La Valse de l'empereur

(The Emperor Waltz)

Partenariat

L'histoire

Dans l'Autriche-Hongrie d'avant guerre, un commis voyageur américain s'ingénie à intéresser l'empereur François-Joseph. Malheureux en affaires, il trouve l'amour auprès d'une jolie veuve de la cour.

Analyse et critique

Rose bonbon, vert sapin, rouge incarnat... Quand Billy Wilder filme l’Autriche-Hongrie de sa prime jeunesse pour la Paramount, les couleurs pètent et les amateurs du Technicolor le plus vif sont en extase. Cette Autriche de carte postale est le décor parfait pour une curieuse affaire de mariage... entre deux chiens. Ou comment détourner le cliché tout en ayant le plaisir de recréer un monde désormais disparu. On n’attendait guère Billy Wilder, maître incontesté du film noir et de la comédie, dans le registre de l’opérette. D’ailleurs, les chansons sont assez rares, et les scènes de danse peu nombreuses. Elles restent très rapides et sont souvent filmées d’assez loin. Dans une scène charmante, Bing Crosby longe une ferme et voit s’animer devant ses yeux un tableau champêtre, une danse exécutée par des personnages revêtus bien sûr de leurs costumes traditionnels. La danse est filmée à distance : plus qu’une performance artistique, c’est l’ensemble, la carte postale animée, qui séduit. Autre numéro, autre jeu sur l’imagerie locale : un chauffeur et deux accortes aubergistes valsent et bondissent au son de la voix de Bing Crosby, qui emplit tout l’hôtel. Le film joue d'ailleurs constamment avec la dimension intra et extra-diégétique de la musique. Bing Crosby semble avoir ce pouvoir magique : susciter chez autrui le désir de danser. Quoi d’étonnant d’ailleurs chez un vendeur de phonographes ? Ses chansons de crooner séduisent rapidement la comtesse Johanna von Stolzenberg - dont le nom signifie quelque chose comme « fière montagne », ce qui est, on l'avouera, parfaitement adapté pour une noble Autrichienne. Mais il n’en va pas de même avec l’entourage masculin de cette dernière, manifestement moins sensible aux roucoulades sur la beauté de leurs yeux ou le parfum de leur haleine. Il faut dire que l'Américain est bien intempestif. Alors qu’il attend avec les « courtisans » de rencontrer l’Empereur, il fait tomber son appareil ; plus tard, il le déclenche, idée malheureuse, au moment d’une chasse, faisant fuir le cerf convoité par Sa Majesté.
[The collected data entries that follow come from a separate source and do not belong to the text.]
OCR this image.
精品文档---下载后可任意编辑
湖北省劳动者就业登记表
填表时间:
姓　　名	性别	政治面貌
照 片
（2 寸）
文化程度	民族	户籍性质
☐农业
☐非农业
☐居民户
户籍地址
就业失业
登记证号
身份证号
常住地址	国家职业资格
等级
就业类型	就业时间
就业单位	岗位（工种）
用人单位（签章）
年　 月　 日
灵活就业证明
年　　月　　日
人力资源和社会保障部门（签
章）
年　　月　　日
Bref, le personnage apparaît comme un chien dans un jeu de quilles, faisant voler en éclats les habitudes de vie d’une cour où l’on ne plaisante pas d’ordinaire avec l’étiquette.
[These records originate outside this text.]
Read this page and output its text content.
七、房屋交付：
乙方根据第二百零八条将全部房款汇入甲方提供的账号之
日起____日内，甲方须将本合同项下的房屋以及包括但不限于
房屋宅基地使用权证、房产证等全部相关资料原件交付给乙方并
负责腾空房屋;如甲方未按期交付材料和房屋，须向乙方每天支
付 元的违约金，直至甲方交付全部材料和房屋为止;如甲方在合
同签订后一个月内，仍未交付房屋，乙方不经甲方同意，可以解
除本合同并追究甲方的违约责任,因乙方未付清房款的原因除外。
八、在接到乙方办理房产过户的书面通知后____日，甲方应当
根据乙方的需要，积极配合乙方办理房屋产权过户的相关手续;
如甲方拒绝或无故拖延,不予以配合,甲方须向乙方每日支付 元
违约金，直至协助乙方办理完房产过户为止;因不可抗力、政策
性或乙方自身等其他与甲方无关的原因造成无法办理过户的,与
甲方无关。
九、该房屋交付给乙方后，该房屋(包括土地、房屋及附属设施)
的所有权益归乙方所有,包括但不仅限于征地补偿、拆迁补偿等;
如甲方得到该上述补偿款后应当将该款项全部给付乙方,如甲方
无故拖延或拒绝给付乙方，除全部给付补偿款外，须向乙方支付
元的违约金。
Smith est un élément incongru, quasi anachronique dans cet univers hors du temps. La scène d’ouverture, extrêmement élégante (1), est déjà un geste d’audace : une silhouette mystérieuse entre par effraction dans un palais, brise une fenêtre avant d’ouvrir les battants sur une scène d’une autre époque, sur une société d’un autre monde. Comme si le spectateur faisait effraction, lui aussi, dans le monde recréé spécialement par le cinéaste autrichien. Les personnes aux mises élégantes restent de dos, presque figées, les yeux rivés sur un autre spectacle, qui se déroule cette fois aux pieds de ces dieux et déesses d’antan, ducs et comtesses dont les jours de gloire sont passés, et qui ne peuvent que regarder de loin et commenter ce bal de la vie. Mais, parce que l’on est chez Billy Wilder, le commentaire ne manquera pas de sel ! Les potins vont bon train, et c’est aux tenants de l’ancien ordre que revient l’honneur de raconter, à leur manière, l’histoire à laquelle nous allons assister. La valse - forcément viennoise - était déjà indice : notre histoire sera une boucle, un flash-back. Un chemin que l’on remonte, dans un monde fermé sur lui-même, et qu’une pierre jetée dans une fenêtre vient de déranger. Au milieu de ces robes du soir somptueuses, de ces éventails, de ces uniformes aux boutons soigneusement nettoyés, au milieu des von Stolzenberg et autres François-Joseph, l’intrus fait tache. Son habit de soirée est loin d’être à la hauteur des costumes qui l’entourent. Il semble curieusement contemporain, face aux autres personnages. Sorti d’un autre monde, d’un autre temps.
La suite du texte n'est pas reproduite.